Au début, je ne connaissais pas le shiatsu. Puis je me suis initié sur lui comme ceci et comme cela. Il n’était pas question de techniques, mais de comment faire pénétrer le Ki. C’est simplement cela. Même si au début je ne comprenais rien, un jour, tout d’un coup, son corps entier a été déplacé. « Noro, arrêtes, tu as compris. ». Son enseignement ne consistait pas à dire : « Il faut faire ceci, il faut faire cela ». Au contraire, il s’agissait d’apprendre par le corps et par la pratique. Lorsqu’il ressentait, il disait : « Noro, c’est ça. »

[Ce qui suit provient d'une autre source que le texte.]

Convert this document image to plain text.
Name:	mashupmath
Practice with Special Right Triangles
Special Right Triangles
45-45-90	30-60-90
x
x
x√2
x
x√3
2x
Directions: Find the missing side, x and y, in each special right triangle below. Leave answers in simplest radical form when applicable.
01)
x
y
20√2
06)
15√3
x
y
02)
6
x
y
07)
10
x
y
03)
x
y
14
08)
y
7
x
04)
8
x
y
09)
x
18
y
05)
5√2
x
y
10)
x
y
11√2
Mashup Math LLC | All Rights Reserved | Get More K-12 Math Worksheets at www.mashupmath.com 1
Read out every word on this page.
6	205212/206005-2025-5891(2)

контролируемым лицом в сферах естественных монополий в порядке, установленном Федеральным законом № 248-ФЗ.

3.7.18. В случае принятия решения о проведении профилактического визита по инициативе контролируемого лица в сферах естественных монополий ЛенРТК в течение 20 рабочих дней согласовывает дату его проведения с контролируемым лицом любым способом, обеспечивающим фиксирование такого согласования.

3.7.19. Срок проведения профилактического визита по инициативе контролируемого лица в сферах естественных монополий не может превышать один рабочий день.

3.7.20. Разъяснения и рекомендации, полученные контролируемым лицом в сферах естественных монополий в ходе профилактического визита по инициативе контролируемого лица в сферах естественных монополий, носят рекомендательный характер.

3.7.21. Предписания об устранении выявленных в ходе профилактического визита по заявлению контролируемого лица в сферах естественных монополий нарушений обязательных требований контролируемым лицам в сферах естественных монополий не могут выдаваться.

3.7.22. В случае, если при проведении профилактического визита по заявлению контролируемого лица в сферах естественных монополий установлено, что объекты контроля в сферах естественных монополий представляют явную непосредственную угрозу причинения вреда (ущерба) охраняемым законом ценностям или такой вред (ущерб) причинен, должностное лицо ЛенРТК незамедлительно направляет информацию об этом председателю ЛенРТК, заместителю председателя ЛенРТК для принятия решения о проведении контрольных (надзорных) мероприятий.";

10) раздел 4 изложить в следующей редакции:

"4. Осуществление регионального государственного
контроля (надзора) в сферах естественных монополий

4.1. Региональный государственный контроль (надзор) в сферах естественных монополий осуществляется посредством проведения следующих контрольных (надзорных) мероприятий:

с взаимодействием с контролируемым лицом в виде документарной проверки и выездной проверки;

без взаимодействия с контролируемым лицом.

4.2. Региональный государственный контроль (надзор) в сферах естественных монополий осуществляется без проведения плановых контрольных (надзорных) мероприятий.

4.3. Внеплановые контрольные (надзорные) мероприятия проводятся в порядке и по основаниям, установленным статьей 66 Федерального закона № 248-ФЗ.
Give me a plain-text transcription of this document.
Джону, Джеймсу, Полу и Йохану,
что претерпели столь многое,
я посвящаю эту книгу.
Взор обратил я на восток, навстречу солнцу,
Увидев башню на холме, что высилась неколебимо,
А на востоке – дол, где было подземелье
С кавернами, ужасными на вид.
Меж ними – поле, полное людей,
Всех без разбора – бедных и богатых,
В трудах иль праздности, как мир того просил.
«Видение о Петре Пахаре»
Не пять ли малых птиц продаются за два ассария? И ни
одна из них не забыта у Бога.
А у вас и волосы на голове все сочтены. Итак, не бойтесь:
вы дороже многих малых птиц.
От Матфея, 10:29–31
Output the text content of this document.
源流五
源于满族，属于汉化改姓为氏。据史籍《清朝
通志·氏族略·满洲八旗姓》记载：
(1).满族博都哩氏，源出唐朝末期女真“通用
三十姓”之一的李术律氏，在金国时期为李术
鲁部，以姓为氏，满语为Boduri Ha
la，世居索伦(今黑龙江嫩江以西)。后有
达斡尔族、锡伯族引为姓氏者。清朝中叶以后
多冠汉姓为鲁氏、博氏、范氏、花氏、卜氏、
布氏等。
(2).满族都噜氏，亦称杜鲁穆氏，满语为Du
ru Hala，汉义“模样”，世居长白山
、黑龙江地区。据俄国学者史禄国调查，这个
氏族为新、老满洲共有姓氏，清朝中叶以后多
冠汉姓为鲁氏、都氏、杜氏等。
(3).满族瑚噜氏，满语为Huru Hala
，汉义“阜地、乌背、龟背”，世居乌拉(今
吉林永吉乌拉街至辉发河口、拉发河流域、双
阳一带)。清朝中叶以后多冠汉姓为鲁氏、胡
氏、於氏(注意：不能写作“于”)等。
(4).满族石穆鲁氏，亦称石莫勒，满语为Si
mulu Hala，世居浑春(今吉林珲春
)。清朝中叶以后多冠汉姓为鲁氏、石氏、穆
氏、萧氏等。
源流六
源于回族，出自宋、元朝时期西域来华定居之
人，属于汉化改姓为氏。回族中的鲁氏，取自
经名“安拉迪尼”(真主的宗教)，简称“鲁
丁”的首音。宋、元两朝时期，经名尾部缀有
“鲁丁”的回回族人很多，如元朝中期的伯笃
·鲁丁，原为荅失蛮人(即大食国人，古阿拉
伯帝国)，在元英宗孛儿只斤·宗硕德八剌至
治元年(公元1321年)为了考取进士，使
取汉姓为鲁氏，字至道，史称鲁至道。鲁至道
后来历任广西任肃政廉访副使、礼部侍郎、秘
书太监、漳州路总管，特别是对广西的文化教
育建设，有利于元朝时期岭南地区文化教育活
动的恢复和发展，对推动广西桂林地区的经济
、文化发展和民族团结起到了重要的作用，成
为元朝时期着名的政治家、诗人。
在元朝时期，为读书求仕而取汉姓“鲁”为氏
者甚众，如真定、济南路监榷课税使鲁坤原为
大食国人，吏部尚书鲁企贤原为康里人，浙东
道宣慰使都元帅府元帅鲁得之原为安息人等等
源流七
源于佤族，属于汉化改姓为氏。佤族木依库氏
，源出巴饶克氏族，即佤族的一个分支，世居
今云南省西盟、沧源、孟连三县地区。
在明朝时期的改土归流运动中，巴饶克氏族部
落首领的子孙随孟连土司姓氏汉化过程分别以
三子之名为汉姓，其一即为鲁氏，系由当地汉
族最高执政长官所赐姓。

La nuit, il pouvait ne dormir que deux ou trois heures. Lorsque je dormais dans la chambre d’à côté, il me surprenait à ouvrir soudainement la porte et poussait un cri. Je me réveillais : « Maître, qu’arrive-t-il ? » « Noro, tu es mort. » « Ah! je suis mort. » Mais un jour, au moment où il arrivait devant la porte, j’ai senti son arrivée. Je me suis assis. Il est entré et je lui ai dit : « Maître bonjour. » Vous n’imaginez pas sa joie. Il a fermé la porte et est parti se recoucher. Puisque j’étais comme un garde du corps pour lui je sentais cette nuit il pouvait dormir tranquillement.
Se sentait-il menacé ?
Oui, je pense. Pas par des gens. Par quelque chose de diabolique. Sur son chemin spirituel, il y avait des obstacles. Il avait conscience que l’esprit du mal était partout. Lorsque j’étais à ses côtés je le sentais tranquille. Je suis resté avec lui comme ça pendant cinq ans. À Iwama, je m’occupais de sa femme, qui était malade et ne pouvait plus bouger. Et entre temps je m’entraînais.
Un autre jour, j’ai compris que dans la chambre il commençait à être nerveux. Je lui dis: « Maître, que vous arrive-t-il ? » « Noro, ne vois-tu pas ? L’âme du renard. Regarde là-bas. » « Où ? » « Tu ne vois donc pas ? Apporte tout de suite du sel. » J’ai apporté du sel qui au Japon est aussi purificateur. Il l’a attrapé et jeté en criant : « Disparaissez ! ». Il craignait quelque chose.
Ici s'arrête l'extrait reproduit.